Don Hardeman

No. 30, 36, 38
- Position: Running back

Personal information
- Born: August 13, 1952 Killeen, Texas, U.S.
- Died: June 2, 2016 (aged 63) Temple, Texas, U.S.
- Listed height: 6 ft 2 in (1.88 m)
- Listed weight: 235 lb (107 kg)

Career information
- High school: Killeen (TX)
- College: Texas A&M–Kingsville
- NFL draft: 1975 (1st round, 15th overall pick)

Career history
- Houston Oilers (1975–1977); Baltimore Colts (1978–1979); Denver Broncos (1980)*;
- * Offseason or practice squad member only

Awards and highlights
- PFWA All-Rookie Team (1975);

Career NFL statistics
- Rushing attempts-yards: 397-1460
- Receptions-yards: 58-285
- Touchdowns: 13
- Stats at Pro Football Reference

= Don Hardeman =

American football player (1952–2016)

Donald Ray Hardeman (August 13, 1952 – June 2, 2016) was an American professional football player who was a running back in the National Football League (NFL).

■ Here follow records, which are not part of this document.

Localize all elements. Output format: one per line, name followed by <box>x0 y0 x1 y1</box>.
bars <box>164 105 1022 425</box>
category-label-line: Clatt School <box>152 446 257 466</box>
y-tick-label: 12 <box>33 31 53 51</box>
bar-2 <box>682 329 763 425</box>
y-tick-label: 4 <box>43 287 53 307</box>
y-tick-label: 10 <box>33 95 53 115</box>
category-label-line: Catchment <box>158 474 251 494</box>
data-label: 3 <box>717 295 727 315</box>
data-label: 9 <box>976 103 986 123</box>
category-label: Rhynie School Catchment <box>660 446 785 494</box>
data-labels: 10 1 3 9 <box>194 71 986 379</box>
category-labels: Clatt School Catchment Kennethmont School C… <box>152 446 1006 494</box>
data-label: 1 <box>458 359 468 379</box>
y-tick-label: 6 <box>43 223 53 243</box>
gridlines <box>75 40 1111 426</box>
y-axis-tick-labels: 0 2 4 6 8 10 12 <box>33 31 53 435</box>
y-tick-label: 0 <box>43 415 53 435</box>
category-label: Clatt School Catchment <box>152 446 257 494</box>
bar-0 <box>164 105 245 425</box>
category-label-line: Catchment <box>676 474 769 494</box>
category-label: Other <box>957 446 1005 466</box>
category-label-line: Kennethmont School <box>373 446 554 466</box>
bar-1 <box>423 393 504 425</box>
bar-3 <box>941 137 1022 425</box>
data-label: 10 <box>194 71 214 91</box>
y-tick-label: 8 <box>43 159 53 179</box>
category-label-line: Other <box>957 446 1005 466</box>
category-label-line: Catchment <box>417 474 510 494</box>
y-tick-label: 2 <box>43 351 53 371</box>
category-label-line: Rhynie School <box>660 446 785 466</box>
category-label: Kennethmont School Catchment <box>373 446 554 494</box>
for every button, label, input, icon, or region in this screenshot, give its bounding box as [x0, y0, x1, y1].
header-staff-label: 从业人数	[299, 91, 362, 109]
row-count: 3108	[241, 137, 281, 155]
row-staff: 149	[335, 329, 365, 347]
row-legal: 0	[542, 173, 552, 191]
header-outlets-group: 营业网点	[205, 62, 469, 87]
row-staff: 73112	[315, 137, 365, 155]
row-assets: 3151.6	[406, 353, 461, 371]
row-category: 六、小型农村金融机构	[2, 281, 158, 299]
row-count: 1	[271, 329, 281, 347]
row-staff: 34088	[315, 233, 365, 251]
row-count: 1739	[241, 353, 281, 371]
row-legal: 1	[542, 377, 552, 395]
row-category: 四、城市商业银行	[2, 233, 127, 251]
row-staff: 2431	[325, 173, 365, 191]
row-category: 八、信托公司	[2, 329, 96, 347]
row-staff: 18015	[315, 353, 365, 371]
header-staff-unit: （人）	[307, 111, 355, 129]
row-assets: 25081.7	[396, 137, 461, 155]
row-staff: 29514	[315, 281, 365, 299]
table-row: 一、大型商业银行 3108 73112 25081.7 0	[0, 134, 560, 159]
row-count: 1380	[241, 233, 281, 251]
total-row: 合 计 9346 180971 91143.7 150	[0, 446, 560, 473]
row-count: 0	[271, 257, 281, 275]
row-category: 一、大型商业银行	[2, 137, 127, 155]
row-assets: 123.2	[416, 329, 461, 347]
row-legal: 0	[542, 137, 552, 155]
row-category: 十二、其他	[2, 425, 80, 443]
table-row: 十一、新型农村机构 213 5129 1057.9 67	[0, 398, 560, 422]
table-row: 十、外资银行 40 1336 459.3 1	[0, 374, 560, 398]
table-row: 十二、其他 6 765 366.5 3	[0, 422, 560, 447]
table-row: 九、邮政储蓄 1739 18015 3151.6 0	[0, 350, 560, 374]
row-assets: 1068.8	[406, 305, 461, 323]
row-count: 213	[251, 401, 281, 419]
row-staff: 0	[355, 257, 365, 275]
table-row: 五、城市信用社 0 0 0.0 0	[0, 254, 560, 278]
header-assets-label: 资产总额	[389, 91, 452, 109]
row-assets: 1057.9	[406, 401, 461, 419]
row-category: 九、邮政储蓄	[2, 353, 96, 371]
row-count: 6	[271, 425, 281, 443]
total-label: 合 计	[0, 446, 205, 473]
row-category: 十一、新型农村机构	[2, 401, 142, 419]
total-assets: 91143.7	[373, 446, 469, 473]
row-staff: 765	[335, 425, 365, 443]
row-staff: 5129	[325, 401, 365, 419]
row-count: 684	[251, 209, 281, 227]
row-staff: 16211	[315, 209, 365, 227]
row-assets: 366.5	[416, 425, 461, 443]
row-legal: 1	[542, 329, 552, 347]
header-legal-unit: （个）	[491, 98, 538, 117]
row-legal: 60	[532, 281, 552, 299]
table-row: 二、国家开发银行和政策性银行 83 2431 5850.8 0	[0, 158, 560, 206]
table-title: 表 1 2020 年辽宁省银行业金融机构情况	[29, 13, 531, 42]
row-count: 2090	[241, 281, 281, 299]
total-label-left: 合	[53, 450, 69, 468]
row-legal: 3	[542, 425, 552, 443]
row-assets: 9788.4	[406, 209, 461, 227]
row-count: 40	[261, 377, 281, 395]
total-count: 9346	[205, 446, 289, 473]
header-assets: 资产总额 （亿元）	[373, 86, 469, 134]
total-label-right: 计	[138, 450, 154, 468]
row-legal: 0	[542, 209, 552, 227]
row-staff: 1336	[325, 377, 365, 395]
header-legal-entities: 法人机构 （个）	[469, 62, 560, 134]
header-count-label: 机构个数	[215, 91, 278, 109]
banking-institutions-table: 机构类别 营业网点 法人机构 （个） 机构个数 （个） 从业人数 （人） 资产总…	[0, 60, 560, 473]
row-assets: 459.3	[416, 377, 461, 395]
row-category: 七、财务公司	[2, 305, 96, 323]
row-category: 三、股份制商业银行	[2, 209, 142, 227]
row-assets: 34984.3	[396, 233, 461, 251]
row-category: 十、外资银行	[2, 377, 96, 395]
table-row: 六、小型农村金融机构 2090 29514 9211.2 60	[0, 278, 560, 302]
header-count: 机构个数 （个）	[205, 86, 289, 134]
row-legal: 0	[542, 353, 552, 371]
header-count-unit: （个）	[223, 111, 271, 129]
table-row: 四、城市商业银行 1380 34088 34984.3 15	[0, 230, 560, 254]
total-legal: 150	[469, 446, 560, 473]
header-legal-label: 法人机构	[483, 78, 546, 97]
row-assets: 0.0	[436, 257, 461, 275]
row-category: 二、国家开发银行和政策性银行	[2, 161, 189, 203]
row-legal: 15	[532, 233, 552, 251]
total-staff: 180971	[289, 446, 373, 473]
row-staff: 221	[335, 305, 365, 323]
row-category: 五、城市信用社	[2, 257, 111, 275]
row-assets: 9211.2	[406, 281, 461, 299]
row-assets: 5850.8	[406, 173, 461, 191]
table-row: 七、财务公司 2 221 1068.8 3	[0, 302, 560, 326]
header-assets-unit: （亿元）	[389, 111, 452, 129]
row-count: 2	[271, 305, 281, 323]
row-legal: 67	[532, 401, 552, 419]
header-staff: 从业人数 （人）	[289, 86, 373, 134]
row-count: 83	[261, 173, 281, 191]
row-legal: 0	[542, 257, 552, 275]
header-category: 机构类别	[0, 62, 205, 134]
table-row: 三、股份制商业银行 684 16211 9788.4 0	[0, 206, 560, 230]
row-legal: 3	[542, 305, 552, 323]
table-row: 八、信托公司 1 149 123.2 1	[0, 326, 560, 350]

He has 5 sons, Don Hardeman Jr. (Hou), Eric Hardeman (Hou), Cedric Hardeman (Hou), Demetrius Hardeman (DC) and David Hardeman (NY).

Hardeman played five seasons with the Houston Oilers and the Baltimore Colts. In his short career, he scored eleven rushing touchdowns and caught two more. He rushed for 1,460 yards on 397 attempts and caught 58 passes for 285 yards. He was selected in the first round of the 1975 NFL draft by the Oilers and attended Texas A&I University. He attended Killeen High School in Killeen, Texas. He died in Temple, Texas in 2016.